Manago was riding north along the shoulder of the highway a half-mile south of Leilehua Golf Course Road when he was hit from behind.

Jon Manago, Zachary’s uncle, said of the arrest: "I’m just really more worried about our family. I’m sure that person—I kind of feel sorry for him, too, because his life has changed, too.

"I don’t know the circumstances," he said. "I know, however, that what he is feeling is really, really terrible.

"I’m very happy, if it is him, that he was caught," Manago added. "He has to be responsible for his actions."

Manago described his nephew as "very quiet" and "always really nice."

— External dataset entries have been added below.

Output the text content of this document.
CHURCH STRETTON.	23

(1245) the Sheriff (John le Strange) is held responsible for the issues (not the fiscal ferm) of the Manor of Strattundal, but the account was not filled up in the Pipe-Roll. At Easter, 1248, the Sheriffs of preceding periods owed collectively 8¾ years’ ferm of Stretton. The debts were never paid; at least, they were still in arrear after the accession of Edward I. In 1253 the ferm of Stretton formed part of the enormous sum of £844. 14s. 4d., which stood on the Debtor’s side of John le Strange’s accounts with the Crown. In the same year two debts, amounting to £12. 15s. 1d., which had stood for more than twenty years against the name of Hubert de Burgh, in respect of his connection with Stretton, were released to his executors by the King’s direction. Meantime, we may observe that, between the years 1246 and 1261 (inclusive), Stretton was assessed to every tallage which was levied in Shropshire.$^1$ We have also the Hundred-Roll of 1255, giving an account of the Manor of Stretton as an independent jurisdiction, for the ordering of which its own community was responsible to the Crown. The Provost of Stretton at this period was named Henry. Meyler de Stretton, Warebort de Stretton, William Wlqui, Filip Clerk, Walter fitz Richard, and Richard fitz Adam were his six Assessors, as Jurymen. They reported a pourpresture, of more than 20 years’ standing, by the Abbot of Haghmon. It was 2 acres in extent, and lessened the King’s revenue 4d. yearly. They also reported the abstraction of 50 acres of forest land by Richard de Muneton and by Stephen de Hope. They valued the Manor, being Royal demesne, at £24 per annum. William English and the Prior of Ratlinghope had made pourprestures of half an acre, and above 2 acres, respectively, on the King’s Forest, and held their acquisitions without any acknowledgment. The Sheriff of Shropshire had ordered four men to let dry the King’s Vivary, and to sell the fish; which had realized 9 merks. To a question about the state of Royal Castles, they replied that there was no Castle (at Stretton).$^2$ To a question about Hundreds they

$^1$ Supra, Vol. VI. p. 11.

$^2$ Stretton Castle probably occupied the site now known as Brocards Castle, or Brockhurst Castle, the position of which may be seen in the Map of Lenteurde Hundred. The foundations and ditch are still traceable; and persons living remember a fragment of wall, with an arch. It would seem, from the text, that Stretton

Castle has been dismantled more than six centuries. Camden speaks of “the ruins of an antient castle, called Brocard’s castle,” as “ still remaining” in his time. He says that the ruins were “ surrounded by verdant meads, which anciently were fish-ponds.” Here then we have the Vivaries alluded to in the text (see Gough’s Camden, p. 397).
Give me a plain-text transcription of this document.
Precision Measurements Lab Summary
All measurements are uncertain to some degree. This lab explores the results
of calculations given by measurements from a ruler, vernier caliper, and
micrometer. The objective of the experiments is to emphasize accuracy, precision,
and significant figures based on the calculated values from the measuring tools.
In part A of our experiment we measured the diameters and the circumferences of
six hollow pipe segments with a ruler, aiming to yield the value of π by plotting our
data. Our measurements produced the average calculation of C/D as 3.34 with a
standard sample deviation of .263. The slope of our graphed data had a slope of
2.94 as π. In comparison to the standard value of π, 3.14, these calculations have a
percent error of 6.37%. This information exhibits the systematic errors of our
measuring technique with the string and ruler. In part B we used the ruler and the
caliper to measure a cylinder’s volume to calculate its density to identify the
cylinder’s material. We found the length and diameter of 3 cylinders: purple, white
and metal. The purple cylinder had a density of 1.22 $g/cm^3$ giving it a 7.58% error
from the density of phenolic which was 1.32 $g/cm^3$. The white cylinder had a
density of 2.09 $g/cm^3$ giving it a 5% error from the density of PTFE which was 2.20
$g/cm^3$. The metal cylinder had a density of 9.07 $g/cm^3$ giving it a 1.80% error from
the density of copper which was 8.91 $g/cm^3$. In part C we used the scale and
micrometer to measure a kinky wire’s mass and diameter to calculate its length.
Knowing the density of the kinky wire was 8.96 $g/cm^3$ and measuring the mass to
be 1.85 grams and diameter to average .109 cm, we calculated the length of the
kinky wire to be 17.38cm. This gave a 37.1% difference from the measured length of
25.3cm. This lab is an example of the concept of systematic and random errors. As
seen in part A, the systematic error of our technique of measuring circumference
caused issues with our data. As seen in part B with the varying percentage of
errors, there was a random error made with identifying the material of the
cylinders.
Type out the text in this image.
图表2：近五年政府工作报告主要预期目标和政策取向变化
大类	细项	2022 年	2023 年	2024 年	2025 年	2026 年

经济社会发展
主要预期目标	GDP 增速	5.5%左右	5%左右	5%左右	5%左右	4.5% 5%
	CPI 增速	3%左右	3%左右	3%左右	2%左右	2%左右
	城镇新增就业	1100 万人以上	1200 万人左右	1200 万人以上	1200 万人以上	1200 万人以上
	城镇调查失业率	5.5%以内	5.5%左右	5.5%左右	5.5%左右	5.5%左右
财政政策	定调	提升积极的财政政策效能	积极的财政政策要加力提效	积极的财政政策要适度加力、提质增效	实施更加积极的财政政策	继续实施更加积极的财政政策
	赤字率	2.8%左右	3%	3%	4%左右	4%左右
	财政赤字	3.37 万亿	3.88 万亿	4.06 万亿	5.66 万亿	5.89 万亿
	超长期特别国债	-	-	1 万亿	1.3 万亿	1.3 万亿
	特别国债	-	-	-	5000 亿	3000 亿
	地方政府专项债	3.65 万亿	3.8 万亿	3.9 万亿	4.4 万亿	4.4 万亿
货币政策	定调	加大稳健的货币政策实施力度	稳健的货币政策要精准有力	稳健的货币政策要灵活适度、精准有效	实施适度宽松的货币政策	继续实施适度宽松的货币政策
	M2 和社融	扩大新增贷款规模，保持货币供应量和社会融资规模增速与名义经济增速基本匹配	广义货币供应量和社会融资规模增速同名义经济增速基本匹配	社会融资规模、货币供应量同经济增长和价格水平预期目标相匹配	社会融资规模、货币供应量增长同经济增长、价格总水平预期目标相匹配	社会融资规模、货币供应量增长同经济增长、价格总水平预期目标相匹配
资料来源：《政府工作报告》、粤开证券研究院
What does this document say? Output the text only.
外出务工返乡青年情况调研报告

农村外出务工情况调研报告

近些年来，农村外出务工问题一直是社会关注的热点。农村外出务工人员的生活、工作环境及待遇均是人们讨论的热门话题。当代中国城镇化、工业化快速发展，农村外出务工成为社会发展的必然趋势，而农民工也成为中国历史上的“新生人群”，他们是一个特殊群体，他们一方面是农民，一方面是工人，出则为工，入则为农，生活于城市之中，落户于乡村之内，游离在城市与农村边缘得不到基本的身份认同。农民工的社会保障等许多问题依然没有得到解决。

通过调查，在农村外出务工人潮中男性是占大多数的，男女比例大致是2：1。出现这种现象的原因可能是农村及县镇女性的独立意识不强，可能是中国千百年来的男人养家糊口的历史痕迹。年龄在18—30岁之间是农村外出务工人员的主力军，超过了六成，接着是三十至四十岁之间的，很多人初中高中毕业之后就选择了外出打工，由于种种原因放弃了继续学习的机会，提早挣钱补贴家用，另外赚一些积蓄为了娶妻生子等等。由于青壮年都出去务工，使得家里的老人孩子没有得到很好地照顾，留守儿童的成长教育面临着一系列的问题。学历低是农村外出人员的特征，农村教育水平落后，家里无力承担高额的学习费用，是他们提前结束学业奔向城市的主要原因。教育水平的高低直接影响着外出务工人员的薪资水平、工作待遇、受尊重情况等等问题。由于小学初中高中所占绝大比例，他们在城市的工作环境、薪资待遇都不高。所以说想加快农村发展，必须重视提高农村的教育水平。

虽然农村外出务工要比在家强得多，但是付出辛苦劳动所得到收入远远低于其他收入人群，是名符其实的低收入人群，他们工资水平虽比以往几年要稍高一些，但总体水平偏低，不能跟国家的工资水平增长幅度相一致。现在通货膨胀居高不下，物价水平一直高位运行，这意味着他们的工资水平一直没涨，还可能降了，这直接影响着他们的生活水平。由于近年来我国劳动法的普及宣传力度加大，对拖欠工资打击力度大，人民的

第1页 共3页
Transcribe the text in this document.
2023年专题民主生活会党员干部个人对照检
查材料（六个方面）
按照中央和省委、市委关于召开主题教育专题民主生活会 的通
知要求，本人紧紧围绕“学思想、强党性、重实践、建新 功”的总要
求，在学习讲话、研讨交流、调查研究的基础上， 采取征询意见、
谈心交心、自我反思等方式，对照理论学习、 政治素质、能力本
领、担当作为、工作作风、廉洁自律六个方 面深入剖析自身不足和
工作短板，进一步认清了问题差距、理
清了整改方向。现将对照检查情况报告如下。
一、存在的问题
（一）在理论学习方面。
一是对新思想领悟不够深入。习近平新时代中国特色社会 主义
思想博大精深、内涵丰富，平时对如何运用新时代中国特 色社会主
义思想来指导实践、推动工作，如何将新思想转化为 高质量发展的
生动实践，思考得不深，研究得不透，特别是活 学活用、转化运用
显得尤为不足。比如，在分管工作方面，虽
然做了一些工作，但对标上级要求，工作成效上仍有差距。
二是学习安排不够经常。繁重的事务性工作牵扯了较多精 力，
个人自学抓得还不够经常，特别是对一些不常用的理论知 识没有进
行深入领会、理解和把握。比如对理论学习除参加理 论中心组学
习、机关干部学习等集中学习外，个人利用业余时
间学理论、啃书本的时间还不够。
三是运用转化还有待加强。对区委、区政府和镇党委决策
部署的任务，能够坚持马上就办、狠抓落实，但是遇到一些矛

Despite his success in baseball at Moanalua High School, where he was a star pitcher, and his "potential to grow" in his first season on the HPU team, "he was just really humble," his uncle said.

Manago made the OIA Eastern Division’s coaches all-star team the last two years at Moanalua.

The HPU team was scheduled to begin practice in a few weeks.

Manago’s immediate family declined to comment last night on the arrest.

Amy Manago said, "He was so special and it was so sudden. We’re all having a very, very hard time. We’re really trying to hold it together."

She said what has helped is hearing from his friends.

"Zach had so many friends," she said. "They’ve been telling how special he was, how caring and kind, sharing little instances. That’s kept us going."

She said she and her husband, Jon, were looking forward to Zachary and their son, Keoni, who plays for the University of Hawaii at Hilo, playing against each other this season.

Moanalua High contemporary Kahealani Enoka was one of many friends of Zachary Manago who mourned his loss.

He was "someone you could talk to," Enoka said. "It would make you feel he knew what you were thinking … like you were understood."